To complement and enhance the practical rehearsal work, a workshop was planned on Baroque and Classical string playing, which I held on 2 and 3 April. Demonstrations of examples of Baroque and Classical bowing techniques – using historic bows I had brought with me – met with great interest and led to lively discussion. In addition, I offered individual lessons for violinists and violists in the context of this specific repertoire, which were very much in demand. Finally, I took over the rehearsal of several pieces played by the Academy’s Baroque Ensemble.
The necessity of good – meaning reliable – scores, without additions by the editor, as an indispensable basis for serious rehearsal work for the programme was discussed in depth. In this regard, Vienna is further ahead than other places. On the other hand, the sole use of first-edition and even manuscript facsimiles as the basis for rehearsal and performance work is to be questioned.

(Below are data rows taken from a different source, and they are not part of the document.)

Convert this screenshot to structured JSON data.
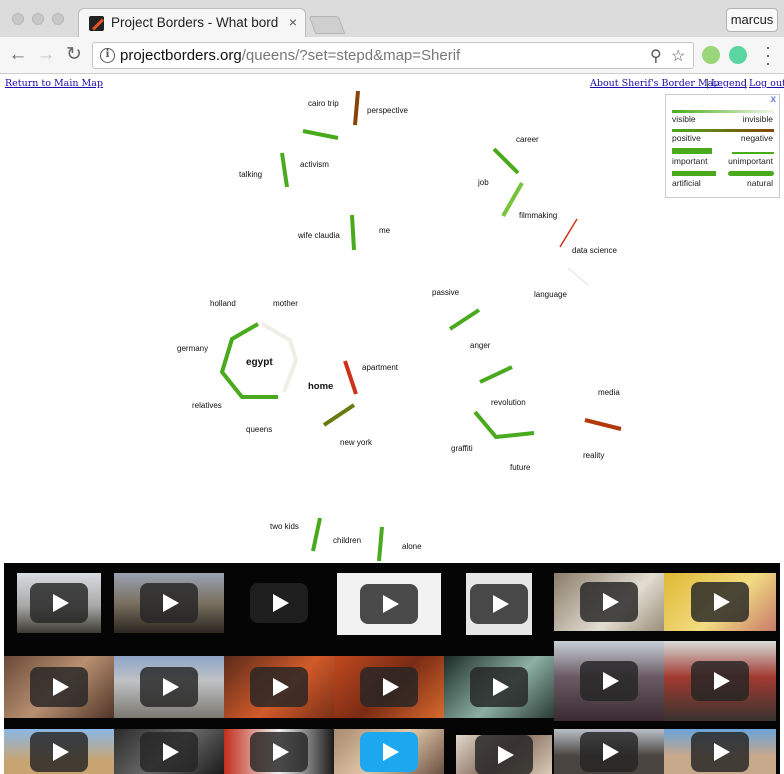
{
  "browser": {
    "tab_title": "Project Borders - What border",
    "tab_close": "×",
    "profile_name": "marcus",
    "url_host": "projectborders.org",
    "url_path": "/queens/?set=stepd&map=Sherif",
    "nav_icons": {
      "back": "arrow-left-icon",
      "forward": "arrow-right-icon",
      "reload": "reload-icon"
    }
  },
  "links": {
    "return": "Return to Main Map",
    "about": "About Sherif's Border Map",
    "legend": "Legend",
    "logout": "Log out",
    "separator": "|"
  },
  "legend": {
    "close": "x",
    "rows": [
      {
        "left": "visible",
        "right": "invisible"
      },
      {
        "left": "positive",
        "right": "negative"
      },
      {
        "left": "important",
        "right": "unimportant"
      },
      {
        "left": "artificial",
        "right": "natural"
      }
    ]
  },
  "colors": {
    "green": "#4aaa1e",
    "dark_brown": "#8a4208",
    "rust": "#b03a0c",
    "olive": "#6a7a10",
    "red": "#cc3319",
    "faint": "#f0eee6",
    "light_green": "#78c23c",
    "blue_play": "#1da7ee"
  },
  "map": {
    "words": [
      {
        "id": "cairo-trip",
        "text": "cairo trip"
      },
      {
        "id": "perspective",
        "text": "perspective"
      },
      {
        "id": "activism",
        "text": "activism"
      },
      {
        "id": "talking",
        "text": "talking"
      },
      {
        "id": "wife-claudia",
        "text": "wife claudia"
      },
      {
        "id": "me",
        "text": "me"
      },
      {
        "id": "career",
        "text": "career"
      },
      {
        "id": "job",
        "text": "job"
      },
      {
        "id": "filmmaking",
        "text": "filmmaking"
      },
      {
        "id": "data-science",
        "text": "data science"
      },
      {
        "id": "language",
        "text": "language"
      },
      {
        "id": "passive",
        "text": "passive"
      },
      {
        "id": "holland",
        "text": "holland"
      },
      {
        "id": "mother",
        "text": "mother"
      },
      {
        "id": "germany",
        "text": "germany"
      },
      {
        "id": "egypt",
        "text": "egypt"
      },
      {
        "id": "relatives",
        "text": "relatives"
      },
      {
        "id": "queens",
        "text": "queens"
      },
      {
        "id": "home",
        "text": "home"
      },
      {
        "id": "apartment",
        "text": "apartment"
      },
      {
        "id": "new-york",
        "text": "new york"
      },
      {
        "id": "anger",
        "text": "anger"
      },
      {
        "id": "revolution",
        "text": "revolution"
      },
      {
        "id": "graffiti",
        "text": "graffiti"
      },
      {
        "id": "future",
        "text": "future"
      },
      {
        "id": "media",
        "text": "media"
      },
      {
        "id": "reality",
        "text": "reality"
      },
      {
        "id": "two-kids",
        "text": "two kids"
      },
      {
        "id": "children",
        "text": "children"
      },
      {
        "id": "alone",
        "text": "alone"
      }
    ]
  },
  "videos": [
    {
      "id": "v1",
      "play": "play-icon"
    },
    {
      "id": "v2",
      "play": "play-icon"
    },
    {
      "id": "v3",
      "play": "play-icon"
    },
    {
      "id": "v4",
      "play": "play-icon"
    },
    {
      "id": "v5",
      "play": "play-icon"
    },
    {
      "id": "v6",
      "play": "play-icon"
    },
    {
      "id": "v7",
      "play": "play-icon"
    },
    {
      "id": "v8",
      "play": "play-icon"
    },
    {
      "id": "v9",
      "play": "play-icon"
    },
    {
      "id": "v10",
      "play": "play-icon"
    },
    {
      "id": "v11",
      "play": "play-icon"
    },
    {
      "id": "v12",
      "play": "play-icon"
    },
    {
      "id": "v13",
      "play": "play-icon"
    },
    {
      "id": "v14",
      "play": "play-icon"
    },
    {
      "id": "v15",
      "play": "play-icon"
    },
    {
      "id": "v16",
      "play": "play-icon"
    },
    {
      "id": "v17",
      "play": "play-icon"
    },
    {
      "id": "v18",
      "play": "play-icon"
    },
    {
      "id": "v19",
      "play": "play-icon"
    },
    {
      "id": "v20",
      "play": "play-icon"
    },
    {
      "id": "v21",
      "play": "play-icon"
    }
  ]
}
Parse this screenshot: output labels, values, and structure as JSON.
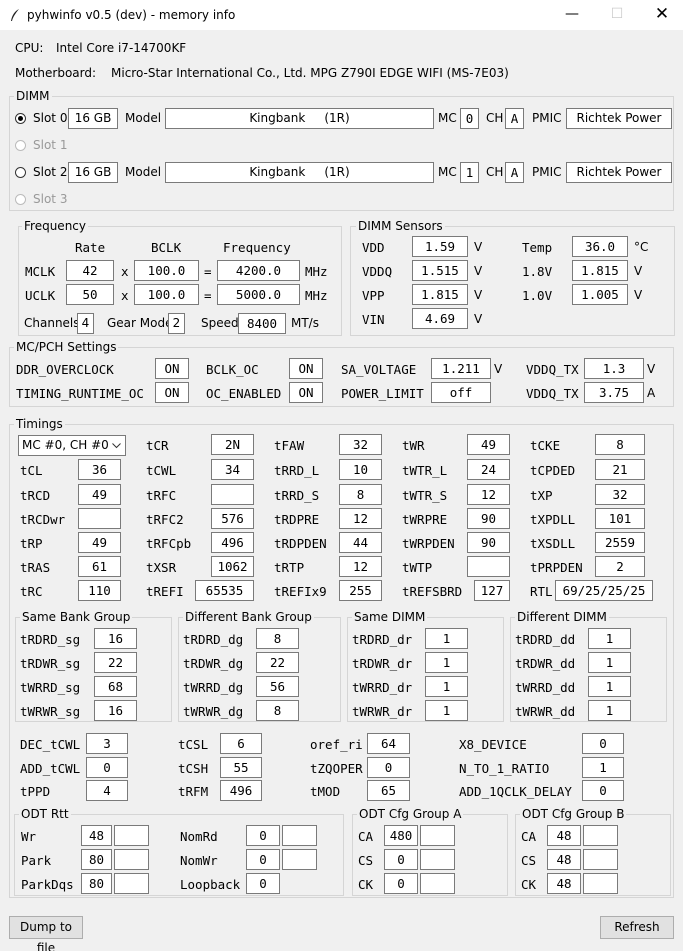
{
  "window": {
    "title": "pyhwinfo v0.5 (dev) - memory info"
  },
  "cpu": {
    "label": "CPU:",
    "value": "Intel Core i7-14700KF"
  },
  "mb": {
    "label": "Motherboard:",
    "value": "Micro-Star International Co., Ltd. MPG Z790I EDGE WIFI (MS-7E03)"
  },
  "dimm": {
    "title": "DIMM",
    "model_label": "Model",
    "mc_label": "MC",
    "ch_label": "CH",
    "pmic_label": "PMIC",
    "slots": [
      {
        "label": "Slot 0",
        "size": "16 GB",
        "model": "Kingbank     (1R)",
        "mc": "0",
        "ch": "A",
        "pmic": "Richtek Power"
      },
      {
        "label": "Slot 1"
      },
      {
        "label": "Slot 2",
        "size": "16 GB",
        "model": "Kingbank     (1R)",
        "mc": "1",
        "ch": "A",
        "pmic": "Richtek Power"
      },
      {
        "label": "Slot 3"
      }
    ]
  },
  "freq": {
    "title": "Frequency",
    "h_rate": "Rate",
    "h_bclk": "BCLK",
    "h_freq": "Frequency",
    "mclk": {
      "label": "MCLK",
      "rate": "42",
      "bclk": "100.0",
      "freq": "4200.0"
    },
    "uclk": {
      "label": "UCLK",
      "rate": "50",
      "bclk": "100.0",
      "freq": "5000.0"
    },
    "x": "x",
    "eq": "=",
    "mhz": "MHz",
    "channels_label": "Channels",
    "channels": "4",
    "gear_label": "Gear Mode",
    "gear": "2",
    "speed_label": "Speed",
    "speed": "8400",
    "speed_unit": "MT/s"
  },
  "sensors": {
    "title": "DIMM Sensors",
    "vdd": {
      "label": "VDD",
      "value": "1.59",
      "unit": "V"
    },
    "vddq": {
      "label": "VDDQ",
      "value": "1.515",
      "unit": "V"
    },
    "vpp": {
      "label": "VPP",
      "value": "1.815",
      "unit": "V"
    },
    "vin": {
      "label": "VIN",
      "value": "4.69",
      "unit": "V"
    },
    "temp": {
      "label": "Temp",
      "value": "36.0",
      "unit": "°C"
    },
    "v18": {
      "label": "1.8V",
      "value": "1.815",
      "unit": "V"
    },
    "v10": {
      "label": "1.0V",
      "value": "1.005",
      "unit": "V"
    }
  },
  "mcpch": {
    "title": "MC/PCH Settings",
    "ddr_oc": {
      "label": "DDR_OVERCLOCK",
      "value": "ON"
    },
    "bclk_oc": {
      "label": "BCLK_OC",
      "value": "ON"
    },
    "sa_v": {
      "label": "SA_VOLTAGE",
      "value": "1.211",
      "unit": "V"
    },
    "vddq_tx_v": {
      "label": "VDDQ_TX",
      "value": "1.3",
      "unit": "V"
    },
    "trt_oc": {
      "label": "TIMING_RUNTIME_OC",
      "value": "ON"
    },
    "oc_en": {
      "label": "OC_ENABLED",
      "value": "ON"
    },
    "pl": {
      "label": "POWER_LIMIT",
      "value": "off"
    },
    "vddq_tx_a": {
      "label": "VDDQ_TX",
      "value": "3.75",
      "unit": "A"
    }
  },
  "timings": {
    "title": "Timings",
    "selector": "MC #0, CH #0",
    "items": [
      {
        "l": "tCR",
        "v": "2N"
      },
      {
        "l": "tFAW",
        "v": "32"
      },
      {
        "l": "tWR",
        "v": "49"
      },
      {
        "l": "tCKE",
        "v": "8"
      },
      {
        "l": "tCL",
        "v": "36"
      },
      {
        "l": "tCWL",
        "v": "34"
      },
      {
        "l": "tRRD_L",
        "v": "10"
      },
      {
        "l": "tWTR_L",
        "v": "24"
      },
      {
        "l": "tCPDED",
        "v": "21"
      },
      {
        "l": "tRCD",
        "v": "49"
      },
      {
        "l": "tRFC",
        "v": ""
      },
      {
        "l": "tRRD_S",
        "v": "8"
      },
      {
        "l": "tWTR_S",
        "v": "12"
      },
      {
        "l": "tXP",
        "v": "32"
      },
      {
        "l": "tRCDwr",
        "v": ""
      },
      {
        "l": "tRFC2",
        "v": "576"
      },
      {
        "l": "tRDPRE",
        "v": "12"
      },
      {
        "l": "tWRPRE",
        "v": "90"
      },
      {
        "l": "tXPDLL",
        "v": "101"
      },
      {
        "l": "tRP",
        "v": "49"
      },
      {
        "l": "tRFCpb",
        "v": "496"
      },
      {
        "l": "tRDPDEN",
        "v": "44"
      },
      {
        "l": "tWRPDEN",
        "v": "90"
      },
      {
        "l": "tXSDLL",
        "v": "2559"
      },
      {
        "l": "tRAS",
        "v": "61"
      },
      {
        "l": "tXSR",
        "v": "1062"
      },
      {
        "l": "tRTP",
        "v": "12"
      },
      {
        "l": "tWTP",
        "v": ""
      },
      {
        "l": "tPRPDEN",
        "v": "2"
      },
      {
        "l": "tRC",
        "v": "110"
      },
      {
        "l": "tREFI",
        "v": "65535"
      },
      {
        "l": "tREFIx9",
        "v": "255"
      },
      {
        "l": "tREFSBRD",
        "v": "127"
      },
      {
        "l": "RTL",
        "v": "69/25/25/25"
      }
    ]
  },
  "turn": [
    {
      "title": "Same Bank Group",
      "rows": [
        {
          "l": "tRDRD_sg",
          "v": "16"
        },
        {
          "l": "tRDWR_sg",
          "v": "22"
        },
        {
          "l": "tWRRD_sg",
          "v": "68"
        },
        {
          "l": "tWRWR_sg",
          "v": "16"
        }
      ]
    },
    {
      "title": "Different Bank Group",
      "rows": [
        {
          "l": "tRDRD_dg",
          "v": "8"
        },
        {
          "l": "tRDWR_dg",
          "v": "22"
        },
        {
          "l": "tWRRD_dg",
          "v": "56"
        },
        {
          "l": "tWRWR_dg",
          "v": "8"
        }
      ]
    },
    {
      "title": "Same DIMM",
      "rows": [
        {
          "l": "tRDRD_dr",
          "v": "1"
        },
        {
          "l": "tRDWR_dr",
          "v": "1"
        },
        {
          "l": "tWRRD_dr",
          "v": "1"
        },
        {
          "l": "tWRWR_dr",
          "v": "1"
        }
      ]
    },
    {
      "title": "Different DIMM",
      "rows": [
        {
          "l": "tRDRD_dd",
          "v": "1"
        },
        {
          "l": "tRDWR_dd",
          "v": "1"
        },
        {
          "l": "tWRRD_dd",
          "v": "1"
        },
        {
          "l": "tWRWR_dd",
          "v": "1"
        }
      ]
    }
  ],
  "misc": [
    {
      "l": "DEC_tCWL",
      "v": "3"
    },
    {
      "l": "tCSL",
      "v": "6"
    },
    {
      "l": "oref_ri",
      "v": "64"
    },
    {
      "l": "X8_DEVICE",
      "v": "0"
    },
    {
      "l": "ADD_tCWL",
      "v": "0"
    },
    {
      "l": "tCSH",
      "v": "55"
    },
    {
      "l": "tZQOPER",
      "v": "0"
    },
    {
      "l": "N_TO_1_RATIO",
      "v": "1"
    },
    {
      "l": "tPPD",
      "v": "4"
    },
    {
      "l": "tRFM",
      "v": "496"
    },
    {
      "l": "tMOD",
      "v": "65"
    },
    {
      "l": "ADD_1QCLK_DELAY",
      "v": "0"
    }
  ],
  "odt": {
    "title": "ODT Rtt",
    "wr": {
      "l": "Wr",
      "v": "48",
      "v2": ""
    },
    "park": {
      "l": "Park",
      "v": "80",
      "v2": ""
    },
    "parkdqs": {
      "l": "ParkDqs",
      "v": "80",
      "v2": ""
    },
    "nomrd": {
      "l": "NomRd",
      "v": "0",
      "v2": ""
    },
    "nomwr": {
      "l": "NomWr",
      "v": "0",
      "v2": ""
    },
    "loopback": {
      "l": "Loopback",
      "v": "0"
    }
  },
  "cfga": {
    "title": "ODT Cfg Group A",
    "ca": {
      "l": "CA",
      "v": "480",
      "v2": ""
    },
    "cs": {
      "l": "CS",
      "v": "0",
      "v2": ""
    },
    "ck": {
      "l": "CK",
      "v": "0",
      "v2": ""
    }
  },
  "cfgb": {
    "title": "ODT Cfg Group B",
    "ca": {
      "l": "CA",
      "v": "48",
      "v2": ""
    },
    "cs": {
      "l": "CS",
      "v": "48",
      "v2": ""
    },
    "ck": {
      "l": "CK",
      "v": "48",
      "v2": ""
    }
  },
  "buttons": {
    "dump": "Dump to file",
    "refresh": "Refresh"
  }
}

I observed that in the Baltic countries, people were aware of the work being done at the Music and Arts University of the City of Vienna to establish a curriculum for Early Music, but had not known about the competence and potential of the mdw in this area. This perception should be remedied in the future.
A number of clips from the video made in the context of this project serve to document my work with the students from the Baltic and Nordic countries. I endeavoured above all to take the knowledge that the study of historic performance practices is able to provide to our modern orchestra and chamber-music culture and apply this to a stylistically broad repertoire of over 200 years of music history. Additionally, I wanted to demonstrate that this knowledge extends far beyond the Baroque/Classical era and is absolutely essential for informed music-making. I hope that I was able to explain this clearly in the context of the Nordplus event. At the mdw, we should continue to cultivate and research this and convey this in our teaching – both in Austria and abroad.